Il Sole 24 Ore, 29 giugno 2018
Prima sentenza sugli influencer: stop al post di Fedez
La pronuncia si può definire “storica” per il mondo del marketing. Non solo perché per la prima volta il Giurì della pubblicità ha bloccato un post di un influencer sulla popolare piattaforma Instagram per il fatto che il suo messaggio non dichiarasse esplicitamente la natura pubblicitaria. Ma anche perché in questo primo caso che fa “giurisprudenza” in uno dei settori emergenti e meno regolati della pubblicità e del marketing 4.0 è coinvolto, come si deduce dal dispositivo, uno tra gli influencer più noti in Italia: si tratta del famoso rapper Fedez.
La pronuncia del Giurì dello Iap (l’Istituto dell’autodisciplina pubblicitaria) in realtà non cita esplicitamente il rapper ma solo l’azienda (la Peugeout) a beneficio della quale sarebbe andato il post non etichettato debitamente, a esempio attraverso l’hastag #advertising. Il dispositivo però segnala anche che tra le «parti» convocate per questa pronuncia c’è la Newtopia Srl, l’etichetta discografica e agenzia creata da J-Ax e Fedez nel 2013.
A evocare il coinvolgimento del rapper è anche il messaggio censurato dal Giurì che riguarda una “storia” pubblicata a fine maggio su Instagram nei giorni degli Internazionali di tennis a Roma di cui nella rete rimangono numerose tracce e fotografie che mostrano Fedez provare un nuovo modello della popolare azienda francese di macchine.
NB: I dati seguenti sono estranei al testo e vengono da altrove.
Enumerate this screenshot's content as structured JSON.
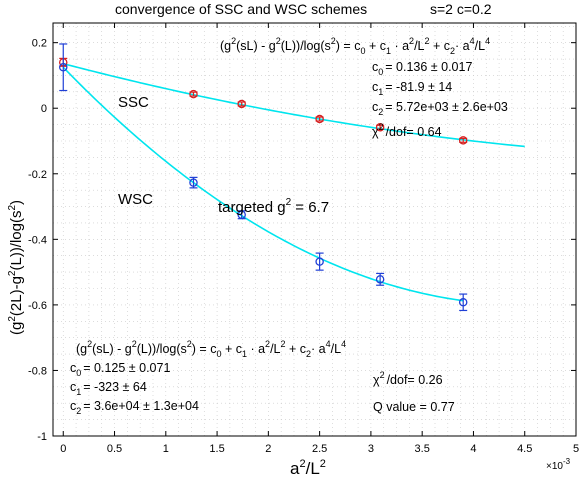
{
  "chart_data": {
    "type": "scatter",
    "title": "convergence of SSC and WSC schemes",
    "title_params": "s=2   c=0.2",
    "xlabel_base": "a",
    "xlabel_sup1": "2",
    "xlabel_mid": "/L",
    "xlabel_sup2": "2",
    "ylabel_part1": "(g",
    "ylabel_sup1": "2",
    "ylabel_part2": "(2L)-g",
    "ylabel_sup2": "2",
    "ylabel_part3": "(L))/log(s",
    "ylabel_sup3": "2",
    "ylabel_part4": ")",
    "x_exponent": "×10",
    "x_exponent_power": "-3",
    "xlim": [
      -0.0001,
      0.005
    ],
    "ylim": [
      -1,
      0.26
    ],
    "x_tick_values": [
      0,
      0.0005,
      0.001,
      0.0015,
      0.002,
      0.0025,
      0.003,
      0.0035,
      0.004,
      0.0045,
      0.005
    ],
    "x_tick_labels": [
      "0",
      "0.5",
      "1",
      "1.5",
      "2",
      "2.5",
      "3",
      "3.5",
      "4",
      "4.5",
      "5"
    ],
    "y_tick_values": [
      0.2,
      0,
      -0.2,
      -0.4,
      -0.6,
      -0.8,
      -1
    ],
    "y_tick_labels": [
      "0.2",
      "0",
      "-0.2",
      "-0.4",
      "-0.6",
      "-0.8",
      "-1"
    ],
    "grid": "dotted",
    "fit_color": "#00e5ee",
    "series": [
      {
        "name": "SSC",
        "color": "#d62020",
        "x": [
          0,
          0.00127,
          0.00174,
          0.0025,
          0.00309,
          0.0039
        ],
        "y": [
          0.14,
          0.043,
          0.013,
          -0.033,
          -0.058,
          -0.098
        ],
        "yerr": [
          0.012,
          0.006,
          0.006,
          0.006,
          0.006,
          0.006
        ],
        "fit": {
          "c0": 0.136,
          "c1": -81.9,
          "c2": 5720,
          "xmax": 0.0045
        }
      },
      {
        "name": "WSC",
        "color": "#1f3fd6",
        "x": [
          0,
          0.00127,
          0.00174,
          0.0025,
          0.00309,
          0.0039
        ],
        "y": [
          0.125,
          -0.227,
          -0.325,
          -0.468,
          -0.522,
          -0.592
        ],
        "yerr": [
          0.071,
          0.016,
          0.012,
          0.026,
          0.018,
          0.025
        ],
        "fit": {
          "c0": 0.125,
          "c1": -323,
          "c2": 36000,
          "xmax": 0.0039
        }
      }
    ],
    "labels": {
      "ssc": "SSC",
      "wsc": "WSC",
      "targeted_prefix": "targeted g",
      "targeted_sup": "2",
      "targeted_suffix": " = 6.7"
    },
    "annotations": {
      "ssc": {
        "formula": [
          "(g",
          "2",
          "(sL) - g",
          "2",
          "(L))/log(s",
          "2",
          ") = c",
          "0",
          " + c",
          "1",
          " · a",
          "2",
          "/L",
          "2",
          " + c",
          "2",
          "· a",
          "4",
          "/L",
          "4"
        ],
        "c0": [
          "c",
          "0",
          "=  0.136 ± 0.017"
        ],
        "c1": [
          "c",
          "1",
          "=  -81.9 ± 14"
        ],
        "c2": [
          "c",
          "2",
          "=  5.72e+03 ± 2.6e+03"
        ],
        "chi": [
          "χ",
          "2",
          "/dof= 0.64"
        ]
      },
      "wsc": {
        "formula": [
          "(g",
          "2",
          "(sL) - g",
          "2",
          "(L))/log(s",
          "2",
          ") = c",
          "0",
          " + c",
          "1",
          " · a",
          "2",
          "/L",
          "2",
          " + c",
          "2",
          "· a",
          "4",
          "/L",
          "4"
        ],
        "c0": [
          "c",
          "0",
          "=  0.125 ± 0.071"
        ],
        "c1": [
          "c",
          "1",
          "=  -323 ± 64"
        ],
        "c2": [
          "c",
          "2",
          "=  3.6e+04 ± 1.3e+04"
        ],
        "chi": [
          "χ",
          "2",
          "/dof= 0.26"
        ],
        "q": "Q value = 0.77"
      }
    }
  }
}
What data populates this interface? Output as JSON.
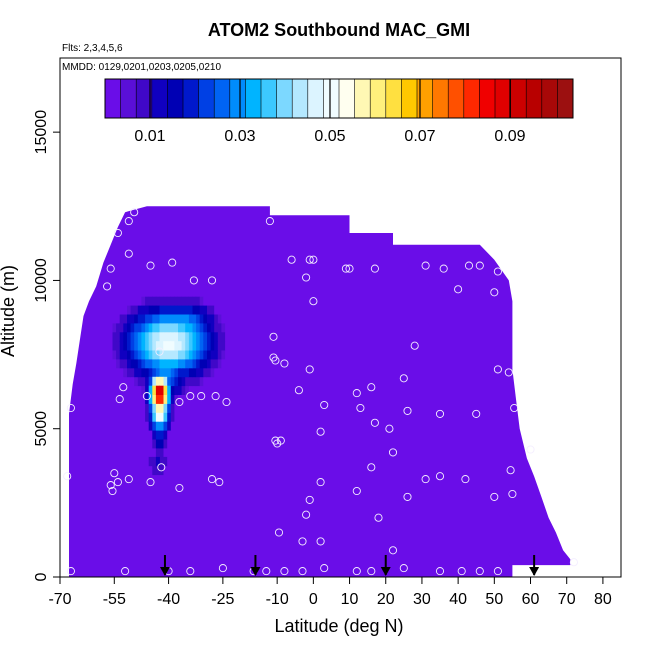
{
  "chart_data": {
    "type": "heatmap",
    "title": "ATOM2 Southbound MAC_GMI",
    "annotation_flights": "Flts: 2,3,4,5,6",
    "annotation_dates": "MMDD: 0129,0201,0203,0205,0210",
    "xlabel": "Latitude (deg N)",
    "ylabel": "Altitude (m)",
    "xlim": [
      -70,
      85
    ],
    "ylim": [
      0,
      17500
    ],
    "xticks": [
      -70,
      -55,
      -40,
      -25,
      -10,
      0,
      10,
      20,
      30,
      40,
      50,
      60,
      70,
      80
    ],
    "xtick_labels": [
      "-70",
      "-55",
      "-40",
      "-25",
      "-10",
      "0",
      "10",
      "20",
      "30",
      "40",
      "50",
      "60",
      "70",
      "80"
    ],
    "yticks": [
      0,
      5000,
      10000,
      15000
    ],
    "ytick_labels": [
      "0",
      "5000",
      "10000",
      "15000"
    ],
    "colorbar": {
      "range": [
        0,
        0.104
      ],
      "ticks": [
        0.01,
        0.03,
        0.05,
        0.07,
        0.09
      ],
      "tick_labels": [
        "0.01",
        "0.03",
        "0.05",
        "0.07",
        "0.09"
      ],
      "colors": [
        "#6a0de8",
        "#5a0fd8",
        "#4008c8",
        "#1000c0",
        "#0000b4",
        "#0018cc",
        "#0040e4",
        "#0064f4",
        "#008cfc",
        "#00b4ff",
        "#3cc8ff",
        "#7cd8ff",
        "#b4e8ff",
        "#dcf4ff",
        "#f0fcff",
        "#fffff0",
        "#fff8b4",
        "#fff07c",
        "#ffe040",
        "#ffc800",
        "#ffa000",
        "#ff7800",
        "#ff5000",
        "#ff2800",
        "#f00000",
        "#e00000",
        "#cc0000",
        "#b80000",
        "#a80808",
        "#9c1010"
      ]
    },
    "background_value": 0.002,
    "domain_envelope": [
      [
        -67.5,
        0
      ],
      [
        -67.5,
        5500
      ],
      [
        -66.5,
        6500
      ],
      [
        -65.5,
        7200
      ],
      [
        -64.5,
        8000
      ],
      [
        -63.5,
        8800
      ],
      [
        -62,
        9300
      ],
      [
        -60,
        9800
      ],
      [
        -58,
        10600
      ],
      [
        -56,
        11200
      ],
      [
        -54,
        11800
      ],
      [
        -52,
        12300
      ],
      [
        -46,
        12500
      ],
      [
        -12,
        12500
      ],
      [
        -12,
        12200
      ],
      [
        10,
        12200
      ],
      [
        10,
        11600
      ],
      [
        22,
        11600
      ],
      [
        22,
        11200
      ],
      [
        46,
        11200
      ],
      [
        50,
        10700
      ],
      [
        54,
        10000
      ],
      [
        55,
        9300
      ],
      [
        55,
        7000
      ],
      [
        56,
        6000
      ],
      [
        57,
        5000
      ],
      [
        59,
        4000
      ],
      [
        61,
        3400
      ],
      [
        63,
        2700
      ],
      [
        65,
        2000
      ],
      [
        67,
        1500
      ],
      [
        69,
        900
      ],
      [
        71,
        600
      ],
      [
        71,
        400
      ],
      [
        55,
        400
      ],
      [
        55,
        0
      ]
    ],
    "plumes": [
      {
        "lat": -40,
        "alt": 7900,
        "lat_width": 11,
        "alt_width": 1100,
        "value": 0.05
      },
      {
        "lat": -36,
        "alt": 8300,
        "lat_width": 8,
        "alt_width": 900,
        "value": 0.035
      },
      {
        "lat": -41,
        "alt": 6900,
        "lat_width": 6,
        "alt_width": 800,
        "value": 0.03
      },
      {
        "lat": -42.5,
        "alt": 6200,
        "lat_width": 2.5,
        "alt_width": 600,
        "value": 0.095
      },
      {
        "lat": -42.5,
        "alt": 5600,
        "lat_width": 2.5,
        "alt_width": 600,
        "value": 0.06
      },
      {
        "lat": -42.5,
        "alt": 4800,
        "lat_width": 2,
        "alt_width": 700,
        "value": 0.02
      },
      {
        "lat": -43,
        "alt": 3800,
        "lat_width": 3.5,
        "alt_width": 300,
        "value": 0.012
      }
    ],
    "sample_points": [
      [
        -67,
        5700
      ],
      [
        -68,
        3400
      ],
      [
        -67,
        200
      ],
      [
        -57,
        9800
      ],
      [
        -54,
        11600
      ],
      [
        -51,
        12000
      ],
      [
        -49.5,
        12300
      ],
      [
        -56,
        10400
      ],
      [
        -51,
        10900
      ],
      [
        -45,
        10500
      ],
      [
        -39,
        10600
      ],
      [
        -33,
        10000
      ],
      [
        -28,
        10000
      ],
      [
        -52.5,
        6400
      ],
      [
        -53.5,
        6000
      ],
      [
        -46,
        6100
      ],
      [
        -42.5,
        7600
      ],
      [
        -37,
        5900
      ],
      [
        -34,
        6100
      ],
      [
        -31,
        6100
      ],
      [
        -27,
        6100
      ],
      [
        -24,
        5900
      ],
      [
        -55,
        3500
      ],
      [
        -54,
        3200
      ],
      [
        -56,
        3100
      ],
      [
        -55.5,
        2900
      ],
      [
        -51,
        3300
      ],
      [
        -45,
        3200
      ],
      [
        -42,
        3700
      ],
      [
        -37,
        3000
      ],
      [
        -28,
        3300
      ],
      [
        -26,
        3200
      ],
      [
        -52,
        200
      ],
      [
        -40,
        200
      ],
      [
        -34,
        200
      ],
      [
        -25,
        300
      ],
      [
        -16.5,
        200
      ],
      [
        -13,
        200
      ],
      [
        -12,
        12000
      ],
      [
        -6,
        10700
      ],
      [
        -11,
        8100
      ],
      [
        -11,
        7400
      ],
      [
        -8,
        7200
      ],
      [
        -10.5,
        7300
      ],
      [
        -9,
        4600
      ],
      [
        -10,
        4500
      ],
      [
        -10.5,
        4600
      ],
      [
        -9.5,
        1500
      ],
      [
        -1,
        10700
      ],
      [
        0,
        10700
      ],
      [
        -2,
        10100
      ],
      [
        0,
        9300
      ],
      [
        -1,
        7000
      ],
      [
        -4,
        6300
      ],
      [
        3,
        5800
      ],
      [
        2,
        4900
      ],
      [
        -1,
        2600
      ],
      [
        -2,
        2100
      ],
      [
        2,
        3200
      ],
      [
        -3,
        1200
      ],
      [
        2,
        1200
      ],
      [
        -8,
        200
      ],
      [
        -3,
        200
      ],
      [
        3,
        300
      ],
      [
        9,
        10400
      ],
      [
        10,
        10400
      ],
      [
        17,
        10400
      ],
      [
        12,
        6200
      ],
      [
        13,
        5700
      ],
      [
        16,
        6400
      ],
      [
        21,
        5000
      ],
      [
        17,
        5200
      ],
      [
        25,
        6700
      ],
      [
        28,
        7800
      ],
      [
        26,
        5600
      ],
      [
        12,
        2900
      ],
      [
        16,
        3700
      ],
      [
        18,
        2000
      ],
      [
        22,
        900
      ],
      [
        22,
        4200
      ],
      [
        26,
        2700
      ],
      [
        31,
        3300
      ],
      [
        35,
        3400
      ],
      [
        35,
        5500
      ],
      [
        42,
        3300
      ],
      [
        45,
        5500
      ],
      [
        40,
        9700
      ],
      [
        43,
        10500
      ],
      [
        46,
        10500
      ],
      [
        50,
        9600
      ],
      [
        51,
        10300
      ],
      [
        36,
        10400
      ],
      [
        31,
        10500
      ],
      [
        51,
        7000
      ],
      [
        54,
        6900
      ],
      [
        55.5,
        5700
      ],
      [
        54.5,
        3600
      ],
      [
        55,
        2800
      ],
      [
        50,
        2700
      ],
      [
        60,
        4300
      ],
      [
        12,
        200
      ],
      [
        16,
        200
      ],
      [
        25,
        300
      ],
      [
        35,
        200
      ],
      [
        41,
        200
      ],
      [
        46,
        200
      ],
      [
        51,
        200
      ],
      [
        72,
        500
      ]
    ],
    "flight_markers_lat": [
      -41,
      -16,
      20,
      61
    ]
  }
}
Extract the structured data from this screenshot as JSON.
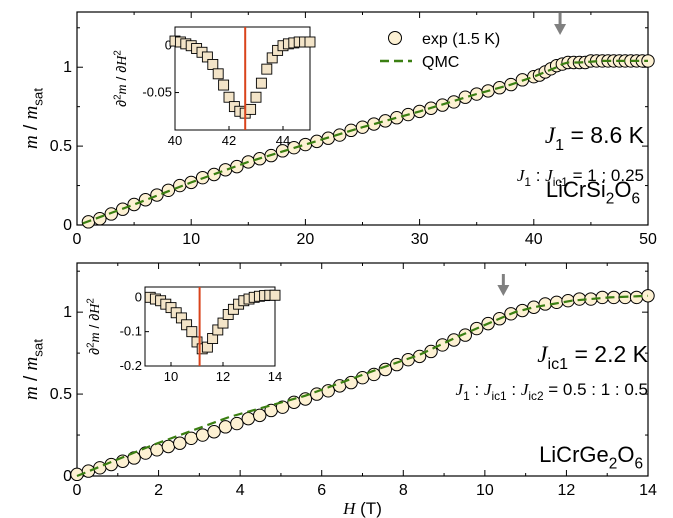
{
  "chart_data": [
    {
      "type": "scatter",
      "xlim": [
        0,
        50
      ],
      "ylim": [
        0,
        1.35
      ],
      "xticks": [
        "0",
        "10",
        "20",
        "30",
        "40",
        "50"
      ],
      "yticks": [
        "0",
        "0.5",
        "1"
      ],
      "yticks_v": [
        0,
        0.5,
        1
      ],
      "ylabel_parts": [
        "m",
        " / ",
        "m",
        "sat"
      ],
      "legend": {
        "exp": "exp (1.5 K)",
        "qmc": "QMC",
        "position": "top-right"
      },
      "compound_parts": [
        "LiCrSi",
        "2",
        "O",
        "6"
      ],
      "annotations": [
        {
          "id": "J1",
          "parts": [
            "J",
            "1",
            " = 8.6 K"
          ]
        },
        {
          "id": "ratio",
          "parts": [
            "J",
            "1",
            " : ",
            "J",
            "ic1",
            " = 1 : 0.25"
          ]
        }
      ],
      "arrow_x": 42.3,
      "series": [
        {
          "name": "exp (1.5 K)",
          "x": [
            1,
            2,
            3,
            4,
            5,
            6,
            7,
            8,
            9,
            10,
            11,
            12,
            13,
            14,
            15,
            16,
            17,
            18,
            19,
            20,
            21,
            22,
            23,
            24,
            25,
            26,
            27,
            28,
            29,
            30,
            31,
            32,
            33,
            34,
            35,
            36,
            37,
            38,
            39,
            40,
            40.5,
            41,
            41.5,
            42,
            42.5,
            43,
            43.5,
            44,
            44.5,
            45,
            45.5,
            46,
            46.5,
            47,
            47.5,
            48,
            48.5,
            49,
            49.5,
            50
          ],
          "y": [
            0.02,
            0.04,
            0.07,
            0.1,
            0.13,
            0.16,
            0.19,
            0.22,
            0.25,
            0.27,
            0.3,
            0.32,
            0.35,
            0.37,
            0.4,
            0.42,
            0.44,
            0.47,
            0.49,
            0.51,
            0.53,
            0.55,
            0.57,
            0.6,
            0.62,
            0.64,
            0.66,
            0.68,
            0.7,
            0.72,
            0.74,
            0.76,
            0.78,
            0.81,
            0.83,
            0.85,
            0.87,
            0.89,
            0.92,
            0.94,
            0.95,
            0.97,
            0.99,
            1.01,
            1.02,
            1.03,
            1.03,
            1.03,
            1.03,
            1.04,
            1.04,
            1.04,
            1.04,
            1.04,
            1.04,
            1.04,
            1.04,
            1.04,
            1.04,
            1.04
          ]
        },
        {
          "name": "QMC",
          "x": [
            0.5,
            5,
            10,
            15,
            20,
            25,
            30,
            35,
            38,
            40,
            41,
            42,
            42.5,
            43,
            44,
            46,
            50
          ],
          "y": [
            0.01,
            0.13,
            0.27,
            0.4,
            0.51,
            0.62,
            0.72,
            0.83,
            0.89,
            0.94,
            0.97,
            1.0,
            1.02,
            1.03,
            1.03,
            1.04,
            1.04
          ]
        }
      ],
      "inset": {
        "xlim": [
          40,
          45
        ],
        "ylim": [
          -0.09,
          0.02
        ],
        "xticks": [
          "40",
          "42",
          "44"
        ],
        "xticks_v": [
          40,
          42,
          44
        ],
        "yticks": [
          "0",
          "-0.05"
        ],
        "yticks_v": [
          0,
          -0.05
        ],
        "ylabel_parts": [
          "∂",
          "2",
          "m",
          " / ∂",
          "H",
          "2"
        ],
        "vline_x": 42.6,
        "x": [
          40,
          40.2,
          40.4,
          40.6,
          40.8,
          41,
          41.2,
          41.4,
          41.6,
          41.8,
          42,
          42.2,
          42.4,
          42.6,
          42.8,
          43,
          43.2,
          43.4,
          43.6,
          43.8,
          44,
          44.2,
          44.4,
          44.6,
          44.8,
          45
        ],
        "y": [
          0.005,
          0.004,
          0.002,
          0.0,
          -0.003,
          -0.007,
          -0.012,
          -0.02,
          -0.03,
          -0.042,
          -0.055,
          -0.065,
          -0.07,
          -0.072,
          -0.068,
          -0.055,
          -0.04,
          -0.025,
          -0.013,
          -0.005,
          0.0,
          0.002,
          0.003,
          0.004,
          0.004,
          0.004
        ]
      }
    },
    {
      "type": "scatter",
      "xlim": [
        0,
        15
      ],
      "ylim": [
        0,
        1.3
      ],
      "xticks": [
        "0",
        "2",
        "4",
        "6",
        "8",
        "10",
        "12",
        "14"
      ],
      "yticks": [
        "0",
        "0.5",
        "1"
      ],
      "yticks_v": [
        0,
        0.5,
        1
      ],
      "xlabel_parts": [
        "H",
        " (T)"
      ],
      "ylabel_parts": [
        "m",
        " / ",
        "m",
        "sat"
      ],
      "compound_parts": [
        "LiCrGe",
        "2",
        "O",
        "6"
      ],
      "annotations": [
        {
          "id": "Jic1",
          "parts": [
            "J",
            "ic1",
            " = 2.2 K"
          ]
        },
        {
          "id": "ratio",
          "parts": [
            "J",
            "1",
            " : ",
            "J",
            "ic1",
            " : ",
            "J",
            "ic2",
            " = 0.5 : 1 : 0.5"
          ]
        }
      ],
      "arrow_x": 11.2,
      "series": [
        {
          "name": "exp (1.5 K)",
          "x": [
            0,
            0.3,
            0.6,
            0.9,
            1.2,
            1.5,
            1.8,
            2.1,
            2.4,
            2.7,
            3,
            3.3,
            3.6,
            3.9,
            4.2,
            4.5,
            4.8,
            5.1,
            5.4,
            5.7,
            6,
            6.3,
            6.6,
            6.9,
            7.2,
            7.5,
            7.8,
            8.1,
            8.4,
            8.7,
            9,
            9.3,
            9.6,
            9.9,
            10.2,
            10.5,
            10.8,
            11.1,
            11.4,
            11.7,
            12,
            12.3,
            12.6,
            12.9,
            13.2,
            13.5,
            13.8,
            14.1,
            14.4,
            14.7,
            15
          ],
          "y": [
            0.01,
            0.03,
            0.05,
            0.07,
            0.09,
            0.11,
            0.14,
            0.16,
            0.18,
            0.2,
            0.23,
            0.25,
            0.27,
            0.3,
            0.32,
            0.35,
            0.37,
            0.4,
            0.42,
            0.45,
            0.47,
            0.5,
            0.52,
            0.55,
            0.57,
            0.6,
            0.62,
            0.65,
            0.68,
            0.71,
            0.73,
            0.76,
            0.8,
            0.83,
            0.86,
            0.9,
            0.93,
            0.96,
            0.99,
            1.01,
            1.03,
            1.05,
            1.06,
            1.07,
            1.08,
            1.08,
            1.09,
            1.09,
            1.09,
            1.09,
            1.1
          ]
        },
        {
          "name": "QMC",
          "x": [
            0,
            2,
            4,
            6,
            8,
            9,
            10,
            10.5,
            11,
            11.5,
            12,
            12.5,
            13,
            13.5,
            14,
            15
          ],
          "y": [
            0.0,
            0.19,
            0.36,
            0.49,
            0.66,
            0.74,
            0.85,
            0.9,
            0.95,
            1.0,
            1.03,
            1.05,
            1.07,
            1.08,
            1.09,
            1.1
          ]
        }
      ],
      "inset": {
        "xlim": [
          9,
          14
        ],
        "ylim": [
          -0.2,
          0.03
        ],
        "xticks": [
          "10",
          "12",
          "14"
        ],
        "xticks_v": [
          10,
          12,
          14
        ],
        "yticks": [
          "0",
          "-0.1",
          "-0.2"
        ],
        "yticks_v": [
          0,
          -0.1,
          -0.2
        ],
        "ylabel_parts": [
          "∂",
          "2",
          "m",
          " / ∂",
          "H",
          "2"
        ],
        "vline_x": 11.1,
        "x": [
          9.2,
          9.4,
          9.6,
          9.8,
          10,
          10.2,
          10.4,
          10.6,
          10.8,
          11,
          11.2,
          11.4,
          11.6,
          11.8,
          12,
          12.2,
          12.4,
          12.6,
          12.8,
          13,
          13.2,
          13.4,
          13.6,
          13.8,
          14
        ],
        "y": [
          0.0,
          -0.005,
          -0.01,
          -0.02,
          -0.03,
          -0.045,
          -0.06,
          -0.08,
          -0.1,
          -0.13,
          -0.15,
          -0.145,
          -0.12,
          -0.095,
          -0.075,
          -0.05,
          -0.035,
          -0.02,
          -0.01,
          -0.005,
          0.0,
          0.003,
          0.005,
          0.006,
          0.006
        ]
      }
    }
  ],
  "colors": {
    "marker_fill": "#fdf1d3",
    "qmc": "#3b7f12",
    "vline": "#d9431b",
    "arrow": "#808080",
    "inset_marker": "#f3e4c8"
  }
}
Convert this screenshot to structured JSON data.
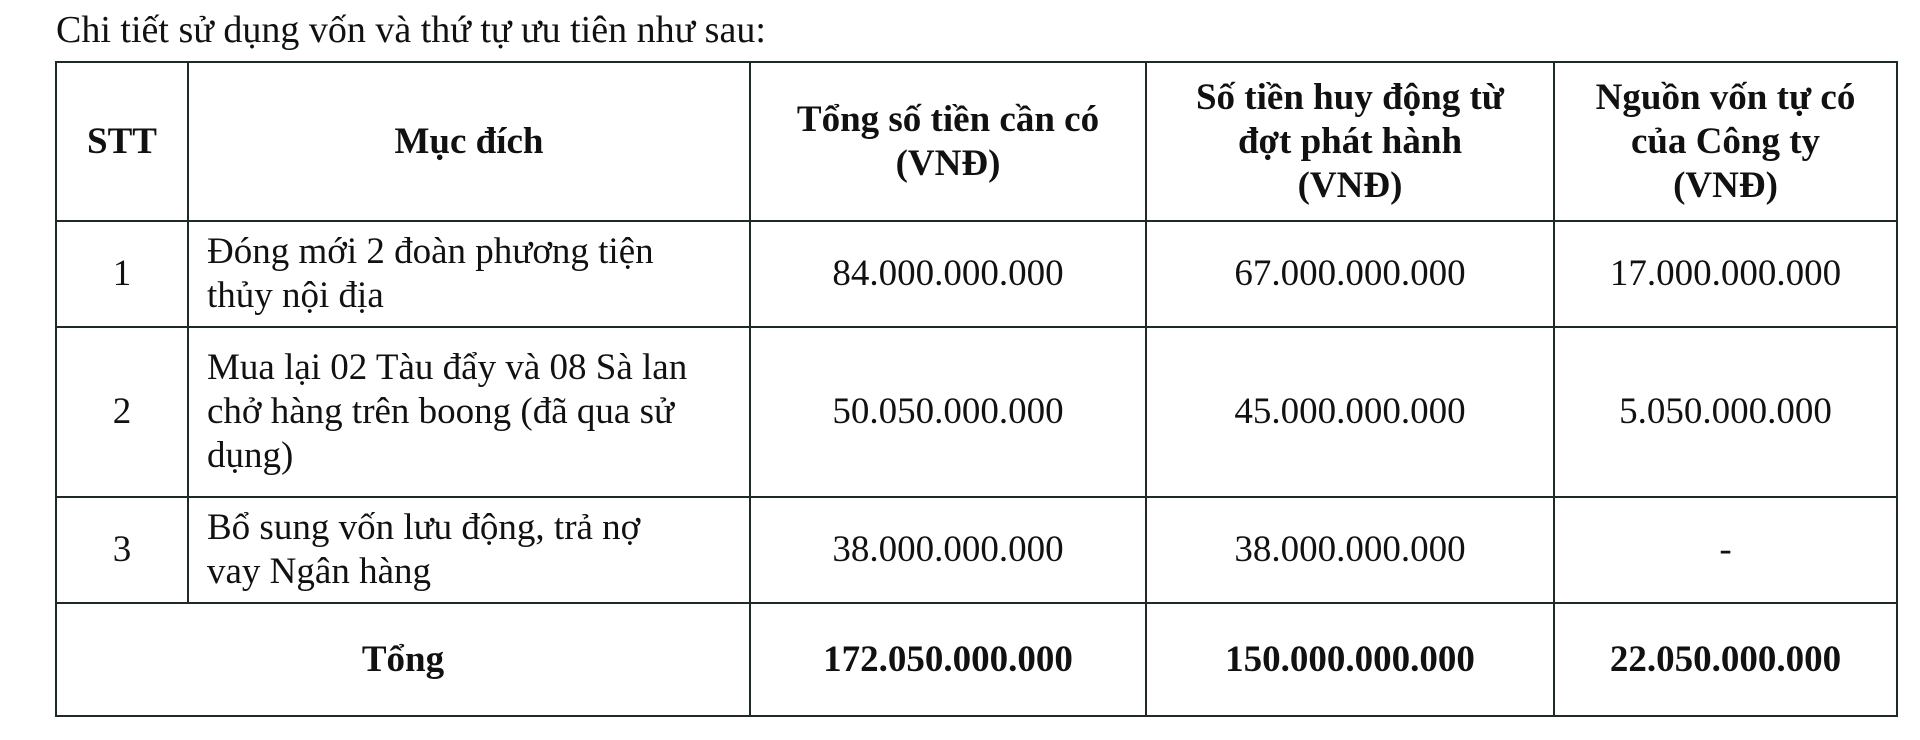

Il post incriminato citato dal dispositivo racconta proprio questa esperienza: «Mi stanno presentando tutte le nuove Peugeot che stanno uscendo e adesso ve le faccio vedere tutte, una ad una (…)». E ancora: «vedi, tu vieni agli internazionali di tennis – si leggeva sul post di Instagram non più visibile –, ti chiudi nella macchina in esposizione e metti il massaggiatore del sedile e sei a posto». Un messaggio questo che per il Giurì – come spiegato nella pronuncia appena pubblicata – rappresenta una comunicazione commerciale che però sul post non viene identificata debitamente. Da qui l’inbizione all’uso del messaggio da parte dell’azienda e alla sua riproposizione «con qualsiasi mezzo». Nella motivazione che uscirà nei prossimi giorni si capirà se si è trattato di una svista in cui sono incorse le parti dal momento che il dispositivo sottolinea «l’obiettivo effetto promozionale» quindi probabilmente al di là della volontà di porsi deliberatamente in contrasto con il Codice di autodisciplina che obbliga alla trasparenza della pubblicità (articolo 7). In ogni caso da oggi influencer e aziende dovranno stare più attenti nell’impiego di questa nuova forma di marketing che nel mondo muove già miliardi di euro.
Ma se negli Usa c’è da anni un’attenzione maggiore, in Italia finora il confine tra storytelling e pubblicità nel mondo degli influencer è ancora labile. Da qui gli interventi di “moral suasion” dell’Autorità Garante del mercato e anche il primo tentativo di legiferare (un ordine del giorno approvato insieme alla legge sulla concorrenza della scorsa estate). Ma soprattutto va segnalato che su questo fronte lo Iap ha pubblicato una «digital chart» con una serie di accorgimenti e best practice per maneggiare questa materia. A cominciare dall’invito agli influencer a pubblicare nel post la dicitura pubblicità-advertising e e gli hastag (tra i primi tre) #pubblictà e #advertising.